VİTAMİNLERİN KAYNAĞI SOFRANIZDA
Sağlıklı ve dengeli beslenen kişilerde kronik hastalığın önlenmesi için multivitamin takviyesi alınması gerekmediğini, ancak sebze ve meyve tüketimi yetersiz olanlar, alkol kullananlar, vegan beslenenler, obezite cerrahisi geçirenler ve bazı metabolizma hastalıkları olan kişilerde multivitamin takviyesi önerebildiklerini belirten Prof. Dr. Okuturlar şöyle konuşuyor: “Günümüzde yüksek doz vitaminlerin kanser, kalp, solunum yolu hastalıklarını önlediğine dair tartışmalar devam ediyor. Sağlıklıysanız ve iyi bir diyetle besleniyorsanız, muhtemelen vitamin takviyesi almanıza gerek yoktur. Vitaminler hemen hemen tüm gıdalarda bulunur, ancak hiçbir gıda grubu tüm vitaminler için iyi bir kaynak değildir. İhtiyacımız olan vitaminleri yiyeceklerden almanın en iyi yolu, mevsim sebze ve meyveleri ile tam tahıllı besinler, et ve balık içeren besinler tüketmektir. Bazı vitaminler yalnızca et veya yumurta gibi hayvanlardan elde edilen yiyeceklerde bulunur.

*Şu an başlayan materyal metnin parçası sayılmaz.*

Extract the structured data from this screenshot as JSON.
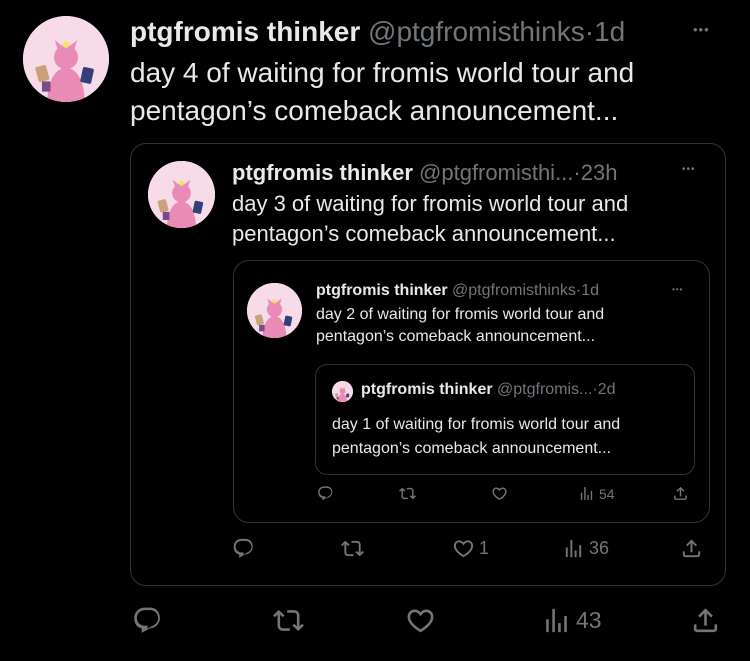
{
  "post": {
    "display_name": "ptgfromis thinker",
    "handle": "@ptgfromisthinks",
    "time": "1d",
    "text_line1": "day 4 of waiting for fromis world tour and",
    "text_line2": "pentagon’s comeback announcement...",
    "more": "•••",
    "stats": {
      "views": "43"
    }
  },
  "quote1": {
    "display_name": "ptgfromis thinker",
    "handle": "@ptgfromisthi...",
    "time": "23h",
    "text_line1": "day 3 of waiting for fromis world tour and",
    "text_line2": "pentagon’s comeback announcement...",
    "more": "•••",
    "stats": {
      "likes": "1",
      "views": "36"
    }
  },
  "quote2": {
    "display_name": "ptgfromis thinker",
    "handle": "@ptgfromisthinks",
    "time": "1d",
    "text_line1": "day 2 of waiting for fromis world tour and",
    "text_line2": "pentagon’s comeback announcement...",
    "more": "•••",
    "stats": {
      "views": "54"
    }
  },
  "quote3": {
    "display_name": "ptgfromis thinker",
    "handle": "@ptgfromis...",
    "time": "2d",
    "text_line1": "day 1 of waiting for fromis world tour and",
    "text_line2": "pentagon’s comeback announcement..."
  },
  "icons": {
    "reply": "reply-icon",
    "retweet": "retweet-icon",
    "like": "heart-icon",
    "views": "views-icon",
    "share": "share-icon",
    "more": "more-icon"
  },
  "colors": {
    "background": "#000000",
    "text": "#e7e9ea",
    "muted": "#71767b",
    "border": "#2f3336",
    "avatar_bg": "#f7dbe8"
  }
}
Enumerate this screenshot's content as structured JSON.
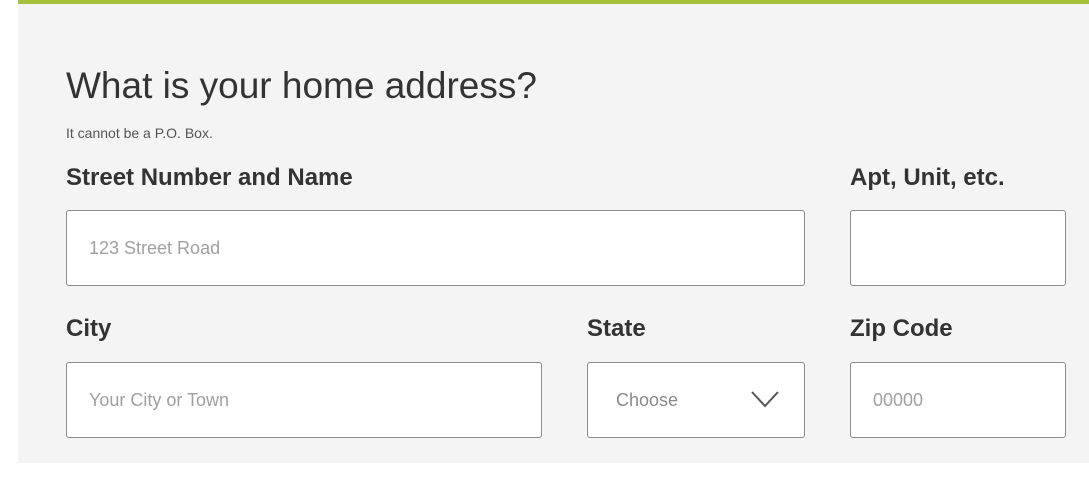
{
  "form": {
    "title": "What is your home address?",
    "subtitle": "It cannot be a P.O. Box.",
    "street": {
      "label": "Street Number and Name",
      "placeholder": "123 Street Road",
      "value": ""
    },
    "apt": {
      "label": "Apt, Unit, etc.",
      "placeholder": "",
      "value": ""
    },
    "city": {
      "label": "City",
      "placeholder": "Your City or Town",
      "value": ""
    },
    "state": {
      "label": "State",
      "selected": "Choose",
      "icon": "chevron-down-icon"
    },
    "zip": {
      "label": "Zip Code",
      "placeholder": "00000",
      "value": ""
    }
  },
  "colors": {
    "accent": "#a6c13a",
    "panel_background": "#f4f4f4",
    "field_border": "#8c8c8c",
    "text": "#333333"
  }
}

Ancak genel olarak, meyve ve sebzeler en yüksek vitamin konsantrasyonlarına sahip olduğu gibi genellik le sağlığı destekleyen çok sayıda lif ve diğer bileşenlere sahiptir.”
GELİŞİGÜZEL TAKVİYE KALICI ZARAR VEREBİLİR
A vitamini takviyesinin gelişigüzel alınmasının kanser, kalp hastalığı ve kemik kırıkları riskini artırabildiğini, hamilelerde çok fazla A vitamini almanın gelişmekte olan bebeğe zarar verebildiğini vurgulayan Prof. Dr. Okuturlar, E vitamini takviyelerinin vücutta fazla birikmesinin de prostat kanseri riskine, hatta yaşam kaybına neden olabileceğini söylüyor. Antioksidanlar açısından zengin sebze ve meyve tüketmenin kanser ve kardiyovasküler hastalık risklerini azaltabildiğini ancak buna karşın kanseri veya kalp damar hastalıklarını önlemek için hekim önerisi olma dan kullanılan antioksidan takviyelerinin kullanımının faydalarına yönelik kanıtların henüz yetersiz olduğunu söyleyen Prof. Dr. Okuturlar, “C vitamini takviyesinin de kanser, kardiyovasküler hastalık veya ölüm riskini azalttığına dair yeterli kanıt yoktur. Diğer yandan gelişigüzel alınan C vitamini takviyesinin böbrek taşı riskini artırabileceğini biliyoruz.” diyor.